August 6th, 2008
The Navy bean is a white bean that is also sometimes known as the great northern bean – whatever the name you may see on the package at the store it is the small white bean one. Your going to need a bag of those, I think they are about a pound in weight (the bag, not the bean). You will also need some ham hock – make sure its smoked as it adds some great flavor, couple large carrots, a large yellow onion (not the sweet kind), 4 cloves of garlic, about 6 inches of a celery stalk, salt and pepper.
OK, empty the beans into a large pot half full of water. Soak the beans for about 6-8 hours – this accomplishes a couple of important things. First it helps reconstitute the bean and second it goes a long way towards making sure you don’t kill your pets and house plants with a powerful and continuous release of poisonous gas after your soup consumption. Drain the beans into a strainer.
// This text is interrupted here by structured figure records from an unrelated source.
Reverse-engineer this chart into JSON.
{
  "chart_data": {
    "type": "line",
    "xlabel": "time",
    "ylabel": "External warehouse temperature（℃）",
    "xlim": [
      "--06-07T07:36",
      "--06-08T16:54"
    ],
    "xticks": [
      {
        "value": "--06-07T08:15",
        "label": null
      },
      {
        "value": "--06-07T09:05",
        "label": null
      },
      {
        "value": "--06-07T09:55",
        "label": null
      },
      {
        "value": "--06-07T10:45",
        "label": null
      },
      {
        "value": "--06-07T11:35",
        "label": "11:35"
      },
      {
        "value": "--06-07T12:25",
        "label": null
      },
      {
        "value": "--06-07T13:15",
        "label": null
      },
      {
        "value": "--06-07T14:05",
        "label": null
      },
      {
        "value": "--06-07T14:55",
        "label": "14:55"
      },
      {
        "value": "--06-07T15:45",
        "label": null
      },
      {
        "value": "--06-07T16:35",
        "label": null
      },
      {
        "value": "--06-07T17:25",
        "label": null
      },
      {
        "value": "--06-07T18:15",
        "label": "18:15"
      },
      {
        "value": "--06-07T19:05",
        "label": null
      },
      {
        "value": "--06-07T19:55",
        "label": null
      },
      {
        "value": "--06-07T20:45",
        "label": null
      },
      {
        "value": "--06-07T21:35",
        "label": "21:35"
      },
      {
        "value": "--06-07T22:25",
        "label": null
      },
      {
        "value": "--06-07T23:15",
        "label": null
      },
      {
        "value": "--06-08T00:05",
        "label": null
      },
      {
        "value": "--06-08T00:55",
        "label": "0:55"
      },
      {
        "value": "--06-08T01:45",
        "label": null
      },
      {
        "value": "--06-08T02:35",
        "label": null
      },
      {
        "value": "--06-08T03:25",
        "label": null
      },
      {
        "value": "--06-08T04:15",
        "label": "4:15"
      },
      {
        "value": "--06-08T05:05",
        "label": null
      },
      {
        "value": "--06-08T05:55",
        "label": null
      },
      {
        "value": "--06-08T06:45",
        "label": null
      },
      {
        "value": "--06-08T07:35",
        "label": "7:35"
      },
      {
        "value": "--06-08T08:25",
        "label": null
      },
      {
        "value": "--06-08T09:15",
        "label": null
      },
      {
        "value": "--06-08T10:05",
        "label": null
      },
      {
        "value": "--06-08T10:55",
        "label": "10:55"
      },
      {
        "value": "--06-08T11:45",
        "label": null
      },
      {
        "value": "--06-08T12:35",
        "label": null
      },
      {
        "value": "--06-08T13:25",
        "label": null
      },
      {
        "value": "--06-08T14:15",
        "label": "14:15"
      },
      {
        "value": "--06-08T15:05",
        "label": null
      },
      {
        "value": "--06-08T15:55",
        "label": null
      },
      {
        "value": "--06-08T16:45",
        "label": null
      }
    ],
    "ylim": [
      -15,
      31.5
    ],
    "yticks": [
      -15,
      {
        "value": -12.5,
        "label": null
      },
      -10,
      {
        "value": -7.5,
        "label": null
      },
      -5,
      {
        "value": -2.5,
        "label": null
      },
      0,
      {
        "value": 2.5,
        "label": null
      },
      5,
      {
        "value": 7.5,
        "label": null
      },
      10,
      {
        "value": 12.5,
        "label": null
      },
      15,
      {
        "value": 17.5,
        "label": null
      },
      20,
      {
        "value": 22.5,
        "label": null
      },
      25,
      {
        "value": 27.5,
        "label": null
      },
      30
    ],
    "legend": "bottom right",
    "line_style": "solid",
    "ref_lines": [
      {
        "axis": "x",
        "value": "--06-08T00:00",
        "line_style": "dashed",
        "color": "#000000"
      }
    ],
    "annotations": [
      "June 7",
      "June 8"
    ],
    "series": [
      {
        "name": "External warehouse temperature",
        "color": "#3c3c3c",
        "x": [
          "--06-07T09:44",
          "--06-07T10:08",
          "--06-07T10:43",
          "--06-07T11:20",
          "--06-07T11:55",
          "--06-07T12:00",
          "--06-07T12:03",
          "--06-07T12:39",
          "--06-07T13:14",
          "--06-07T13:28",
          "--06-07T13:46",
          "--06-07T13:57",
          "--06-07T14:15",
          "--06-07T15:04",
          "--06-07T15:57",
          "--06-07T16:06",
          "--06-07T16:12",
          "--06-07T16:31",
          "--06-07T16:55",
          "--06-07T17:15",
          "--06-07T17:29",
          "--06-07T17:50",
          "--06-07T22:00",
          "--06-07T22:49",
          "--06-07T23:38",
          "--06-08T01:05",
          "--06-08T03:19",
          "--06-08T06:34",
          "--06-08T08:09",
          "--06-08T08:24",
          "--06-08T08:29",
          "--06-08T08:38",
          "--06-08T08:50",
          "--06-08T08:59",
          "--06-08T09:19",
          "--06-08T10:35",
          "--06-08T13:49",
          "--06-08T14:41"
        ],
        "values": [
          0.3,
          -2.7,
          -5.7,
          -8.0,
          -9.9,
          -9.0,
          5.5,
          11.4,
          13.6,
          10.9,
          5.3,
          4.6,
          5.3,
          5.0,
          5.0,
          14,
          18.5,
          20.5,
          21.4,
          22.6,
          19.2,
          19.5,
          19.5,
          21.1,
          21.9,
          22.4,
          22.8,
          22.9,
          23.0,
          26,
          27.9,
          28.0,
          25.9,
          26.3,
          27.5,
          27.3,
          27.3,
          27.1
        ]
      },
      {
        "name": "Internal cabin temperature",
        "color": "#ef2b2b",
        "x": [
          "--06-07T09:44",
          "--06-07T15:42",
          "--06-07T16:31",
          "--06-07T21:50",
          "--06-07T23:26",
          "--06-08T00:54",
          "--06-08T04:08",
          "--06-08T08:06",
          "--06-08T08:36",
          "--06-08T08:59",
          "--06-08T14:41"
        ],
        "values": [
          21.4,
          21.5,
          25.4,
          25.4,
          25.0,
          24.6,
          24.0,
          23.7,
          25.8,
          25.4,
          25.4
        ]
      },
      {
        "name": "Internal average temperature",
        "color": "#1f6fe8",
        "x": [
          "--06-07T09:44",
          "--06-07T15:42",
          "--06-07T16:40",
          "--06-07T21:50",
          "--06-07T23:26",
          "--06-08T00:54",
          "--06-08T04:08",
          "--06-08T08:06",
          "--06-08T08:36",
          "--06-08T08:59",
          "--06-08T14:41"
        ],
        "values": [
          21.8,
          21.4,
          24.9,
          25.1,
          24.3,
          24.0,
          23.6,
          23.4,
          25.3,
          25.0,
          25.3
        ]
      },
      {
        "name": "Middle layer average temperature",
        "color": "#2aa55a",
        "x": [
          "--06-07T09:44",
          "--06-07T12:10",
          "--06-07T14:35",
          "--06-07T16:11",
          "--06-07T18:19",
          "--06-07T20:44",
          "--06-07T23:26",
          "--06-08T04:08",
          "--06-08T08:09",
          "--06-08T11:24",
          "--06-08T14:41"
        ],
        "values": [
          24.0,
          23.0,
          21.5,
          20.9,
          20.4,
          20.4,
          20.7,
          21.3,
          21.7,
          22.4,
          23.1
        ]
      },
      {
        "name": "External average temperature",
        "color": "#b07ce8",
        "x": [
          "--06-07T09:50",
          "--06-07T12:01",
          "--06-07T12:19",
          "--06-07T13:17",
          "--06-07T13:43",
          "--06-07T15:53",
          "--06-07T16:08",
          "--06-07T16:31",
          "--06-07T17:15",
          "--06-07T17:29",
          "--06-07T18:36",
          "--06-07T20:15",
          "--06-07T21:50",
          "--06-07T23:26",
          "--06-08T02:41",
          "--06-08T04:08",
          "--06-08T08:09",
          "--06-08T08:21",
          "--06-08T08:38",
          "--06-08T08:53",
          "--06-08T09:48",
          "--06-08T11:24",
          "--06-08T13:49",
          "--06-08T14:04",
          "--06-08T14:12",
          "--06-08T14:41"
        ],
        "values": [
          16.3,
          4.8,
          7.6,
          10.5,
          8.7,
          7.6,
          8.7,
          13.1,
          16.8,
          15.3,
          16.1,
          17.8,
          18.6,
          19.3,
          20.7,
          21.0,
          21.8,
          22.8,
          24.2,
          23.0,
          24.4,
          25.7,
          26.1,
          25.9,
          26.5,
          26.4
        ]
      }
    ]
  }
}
Wash out the large pot, we are going to use it again – less dishes for the wife to wash, BROWNIE POINT! Fill the pot to about just over half full and add the reconstituted beans and ham hock – I suggest about a pound and a half minimum, I like a lot of ham (your call) – then add a couple of pinches of salt – if your salt is in a shaker, shake enough salt until just before you think your brain is going to cry, “that’s too much!” Now bring the stuff to boil, then reduce it to a simmer with the cover on and let it cook for about an hour or so.
Now don’t just go sit down and watch TV for the hour, you still have some work to do. Chop up the carrots, onion and celery – place all of it in a bowl and let it sit. When your hour is up you now want to chop up (mince) the garlic cloves, make sure you take the skin off first, then in a small frying pan on medium heat “toast” the garlic.
Now that your hour is up, add the cut up vegetables and toasted garlic to your bean brew. Stir it up with a little bit of pepper to taste, keep in mind your kids might not like pepper as much as you do, then let it cook another 40-50 minutes (your carrots should be tender).
The ham should be “falling off the bone” tender at this point, if not help it along a little and cut it up into smaller pieces. I suggest you serve the soup with a good hard crust bread.
The flavors are amazing in this soup and believe it of not it is even better the second day!